P.S.: By the way, Lewis himself left an account of this lunch-meeting in his Preface to ESSAYS PRESENTED TO CHARLES WILLIAMS (p. viii):
[During the period 1936-1939] There were many meetings
both in my rooms at Magdalen and in Williams's tiny office
at Amen House. Neither Mr. Dyson nor my brother, Major
W. H. Lewis, will forget a certain immortal lunch at Shirreff's
in 1938 (he gave me a copy of He Came Down From Heaven
and we ate kidneys 'enclosed', like the wicked man, 'in their
own fat') nor the almost Platonic discussion which followed
for about two hours in St. Paul's churchyard.
*
2 comments:
It's delightful, isn't it, to notice this connection? Lewis's reference to the book makes the link to the book itself, the inscription in which gives us the exact date of the lunch, something we'd otherwise never have known. And proof that Lewis did, in the 1936-39 period, go to London to see Williams at least occasionally. I noted this connection in my article on Dyson in Mythlore 82 (1997), p. 25-26.
Dear David
Yes, it was a wonderful feeling to see how the information in Hadfield synced up with the oblique account in Sayer, then how both fit into what Lewis had to say. And how fortuitous that it was this particular lunch meeting Lewis happened to mention out of what were apparently several over that three-year period. From one account we learn the exact date; from another who all was present* and even what they had to eat; from a third how the book came to be in Sayer's possession.
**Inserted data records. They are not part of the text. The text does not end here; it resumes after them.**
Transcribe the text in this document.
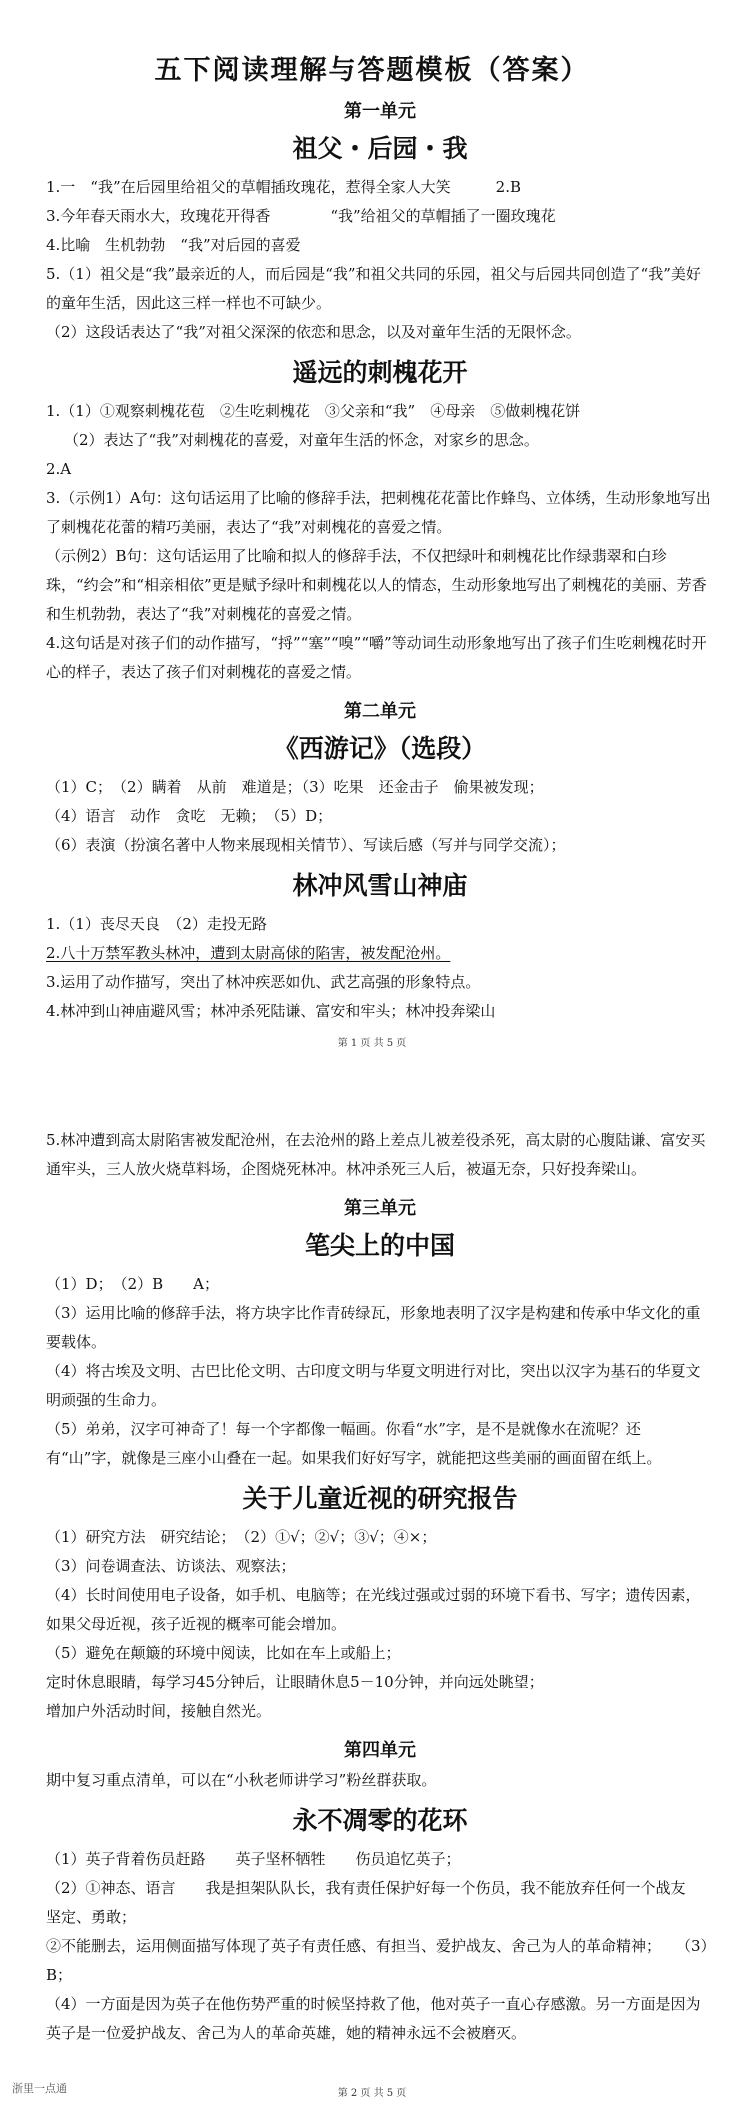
五下阅读理解与答题模板（答案）
第一单元
祖父・后园・我

1.一　“我”在后园里给祖父的草帽插玫瑰花，惹得全家人大笑　　　2.B

3.今年春天雨水大，玫瑰花开得香　　　　“我”给祖父的草帽插了一圈玫瑰花

4.比喻　生机勃勃　“我”对后园的喜爱

5.（1）祖父是“我”最亲近的人，而后园是“我”和祖父共同的乐园，祖父与后园共同创造了“我”美好的童年生活，因此这三样一样也不可缺少。

（2）这段话表达了“我”对祖父深深的依恋和思念，以及对童年生活的无限怀念。

遥远的刺槐花开

1.（1）①观察刺槐花苞　②生吃刺槐花　③父亲和“我”　④母亲　⑤做刺槐花饼

（2）表达了“我”对刺槐花的喜爱，对童年生活的怀念，对家乡的思念。

2.A

3.（示例1）A句：这句话运用了比喻的修辞手法，把刺槐花花蕾比作蜂鸟、立体绣，生动形象地写出了刺槐花花蕾的精巧美丽，表达了“我”对刺槐花的喜爱之情。

（示例2）B句：这句话运用了比喻和拟人的修辞手法，不仅把绿叶和刺槐花比作绿翡翠和白珍珠，“约会”和“相亲相依”更是赋予绿叶和刺槐花以人的情态，生动形象地写出了刺槐花的美丽、芳香和生机勃勃，表达了“我”对刺槐花的喜爱之情。

4.这句话是对孩子们的动作描写，“捋”“塞”“嗅”“嚼”等动词生动形象地写出了孩子们生吃刺槐花时开心的样子，表达了孩子们对刺槐花的喜爱之情。

第二单元
《西游记》（选段）

（1）C；　（2）瞒着　从前　难道是；（3）吃果　还金击子　偷果被发现；

（4）语言　动作　贪吃　无赖；　（5）D；

（6）表演（扮演名著中人物来展现相关情节）、写读后感（写并与同学交流）；

林冲风雪山神庙

1.（1）丧尽天良　（2）走投无路

2.八十万禁军教头林冲，遭到太尉高俅的陷害，被发配沧州。

3.运用了动作描写，突出了林冲疾恶如仇、武艺高强的形象特点。

4.林冲到山神庙避风雪；林冲杀死陆谦、富安和牢头；林冲投奔梁山

第 1 页 共 5 页

5.林冲遭到高太尉陷害被发配沧州，在去沧州的路上差点儿被差役杀死，高太尉的心腹陆谦、富安买通牢头，三人放火烧草料场，企图烧死林冲。林冲杀死三人后，被逼无奈，只好投奔梁山。

第三单元
笔尖上的中国

（1）D；　（2）B　　A；

（3）运用比喻的修辞手法，将方块字比作青砖绿瓦，形象地表明了汉字是构建和传承中华文化的重要载体。

（4）将古埃及文明、古巴比伦文明、古印度文明与华夏文明进行对比，突出以汉字为基石的华夏文明顽强的生命力。

（5）弟弟，汉字可神奇了！每一个字都像一幅画。你看“水”字，是不是就像水在流呢？还有“山”字，就像是三座小山叠在一起。如果我们好好写字，就能把这些美丽的画面留在纸上。

关于儿童近视的研究报告

（1）研究方法　研究结论；　（2）①√；②√；③√；④×；

（3）问卷调查法、访谈法、观察法；

（4）长时间使用电子设备，如手机、电脑等；在光线过强或过弱的环境下看书、写字；遗传因素，如果父母近视，孩子近视的概率可能会增加。

（5）避免在颠簸的环境中阅读，比如在车上或船上；

定时休息眼睛，每学习45分钟后，让眼睛休息5－10分钟，并向远处眺望；

增加户外活动时间，接触自然光。

第四单元

期中复习重点清单，可以在“小秋老师讲学习”粉丝群获取。

永不凋零的花环

（1）英子背着伤员赶路　　英子坚杯牺牲　　伤员追忆英子；

（2）①神态、语言　　我是担架队队长，我有责任保护好每一个伤员，我不能放弃任何一个战友　　坚定、勇敢；

②不能删去，运用侧面描写体现了英子有责任感、有担当、爱护战友、舍己为人的革命精神；　　（3）B；

（4）一方面是因为英子在他伤势严重的时候坚持救了他，他对英子一直心存感激。另一方面是因为英子是一位爱护战友、舍己为人的革命英雄，她的精神永远不会被磨灭。

浙里一点通	第 2 页 共 5 页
It's rare, and gratifying, when things from different sources fit together so well.
I wonder where that particular book is now -- I hadn't heard of Sayer's collection being dispersed, nor of its being acquired.
--John R.
*though that may be making an assumption; I find myself wondering if we can be certain that Hopkins wasn't at that little gathering as well.